The script, which was co-written by Joe Carnahan (Smokin’ Aces), takes place around Christmas and centers on the investigation of four murdered policemen. Jimmy leads his fellow officers in an investigation, while Ray leads a task force and learns that the killer is Angel Tezo (Ramon Rodriguez). From here it’s interesting to see Jimmy and Ray pursue Angel in their own way, but darn if you don’t constantly think how much better off they’d be if they worked together. But wait, they can’t: If they did, there’d be no dramatic tension leading up to one realizing that the other is corrupt.

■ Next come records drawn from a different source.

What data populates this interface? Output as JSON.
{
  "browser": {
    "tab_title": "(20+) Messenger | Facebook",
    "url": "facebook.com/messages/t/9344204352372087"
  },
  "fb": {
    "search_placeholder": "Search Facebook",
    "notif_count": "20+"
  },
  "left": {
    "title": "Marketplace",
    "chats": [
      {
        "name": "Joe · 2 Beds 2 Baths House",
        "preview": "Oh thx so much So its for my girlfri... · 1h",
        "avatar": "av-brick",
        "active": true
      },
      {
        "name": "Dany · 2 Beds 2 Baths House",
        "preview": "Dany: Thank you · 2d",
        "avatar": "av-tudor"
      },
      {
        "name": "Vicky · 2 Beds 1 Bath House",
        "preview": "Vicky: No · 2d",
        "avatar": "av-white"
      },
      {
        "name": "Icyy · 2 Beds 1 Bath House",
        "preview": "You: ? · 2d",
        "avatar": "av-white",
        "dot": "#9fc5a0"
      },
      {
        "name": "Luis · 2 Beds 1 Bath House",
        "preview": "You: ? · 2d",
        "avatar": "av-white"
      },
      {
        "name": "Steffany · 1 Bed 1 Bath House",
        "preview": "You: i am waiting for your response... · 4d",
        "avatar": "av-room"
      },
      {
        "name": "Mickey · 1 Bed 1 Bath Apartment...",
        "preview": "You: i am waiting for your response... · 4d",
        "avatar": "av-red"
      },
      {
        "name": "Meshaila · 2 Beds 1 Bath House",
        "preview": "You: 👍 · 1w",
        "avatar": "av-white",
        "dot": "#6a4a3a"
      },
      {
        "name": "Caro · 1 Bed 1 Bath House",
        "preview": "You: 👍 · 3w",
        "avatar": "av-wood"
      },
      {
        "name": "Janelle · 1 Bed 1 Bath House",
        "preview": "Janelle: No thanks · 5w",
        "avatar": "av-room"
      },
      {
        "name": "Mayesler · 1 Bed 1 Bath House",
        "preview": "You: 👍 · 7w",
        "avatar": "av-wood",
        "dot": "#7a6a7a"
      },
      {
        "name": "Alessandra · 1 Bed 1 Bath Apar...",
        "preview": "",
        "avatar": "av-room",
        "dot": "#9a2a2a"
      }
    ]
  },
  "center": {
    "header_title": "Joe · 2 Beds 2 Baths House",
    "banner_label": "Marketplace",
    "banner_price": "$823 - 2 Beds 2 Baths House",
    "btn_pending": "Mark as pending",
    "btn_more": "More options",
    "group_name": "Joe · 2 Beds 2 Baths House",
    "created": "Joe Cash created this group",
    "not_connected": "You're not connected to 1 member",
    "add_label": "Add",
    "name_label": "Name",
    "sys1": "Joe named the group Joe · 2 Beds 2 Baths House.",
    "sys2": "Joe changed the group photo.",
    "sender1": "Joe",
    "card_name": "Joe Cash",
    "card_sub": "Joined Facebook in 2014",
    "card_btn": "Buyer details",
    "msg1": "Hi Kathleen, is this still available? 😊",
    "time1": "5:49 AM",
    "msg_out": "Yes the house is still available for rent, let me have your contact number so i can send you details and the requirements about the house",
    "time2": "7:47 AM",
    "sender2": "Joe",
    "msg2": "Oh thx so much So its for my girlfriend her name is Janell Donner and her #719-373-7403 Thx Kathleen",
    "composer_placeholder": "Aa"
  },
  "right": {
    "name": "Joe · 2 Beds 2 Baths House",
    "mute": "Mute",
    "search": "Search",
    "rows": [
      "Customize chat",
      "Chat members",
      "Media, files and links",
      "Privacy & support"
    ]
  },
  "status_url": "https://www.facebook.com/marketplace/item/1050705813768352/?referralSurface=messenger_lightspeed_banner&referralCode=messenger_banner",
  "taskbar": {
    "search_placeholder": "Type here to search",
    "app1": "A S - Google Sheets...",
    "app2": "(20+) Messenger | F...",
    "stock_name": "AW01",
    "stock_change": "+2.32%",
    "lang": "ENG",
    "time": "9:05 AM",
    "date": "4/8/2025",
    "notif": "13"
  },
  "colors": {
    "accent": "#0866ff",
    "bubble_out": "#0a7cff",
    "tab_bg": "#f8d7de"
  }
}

Although the focus is on finding Angel, each man has a distracting personal subplot that serves little purpose. Ray has a soon-to-be ex-wife (Carmen Ejogo) who appears in two needless scenes, and Francis Jr. has a wife (Jennifer Ehle) who’s terminally ill. Only Jimmy’s personal life is relevant, largely because it’s Megan who provides the familial tie to the Tierneys. These subplots are here, of course, so the men can be viewed as real people and not just caricatures, but the presence of these women is completely irrelevant to the story.
It’s nice for a police procedural to strive for reality, but the way the story unfolds is illogical and hardly realistic. We’re supposed to be engrossed as the virtues of honesty and truth bring heartache and pain, but the impracticality of the main characters’ actions undermines their moral and personal dilemmas. This leaves us with 125 long, cold minutes in which you stop caring about who’s good or bad and just want things to end.
PRIDE AND GLORY (2) Directed by Gavin O’ Connor. Starring Colin Farrell, Edward Norton and Jon Voight. R, 125 min. At Century Cinemas Del Monte Center, Maya Cinemas, Northridge Cinemas.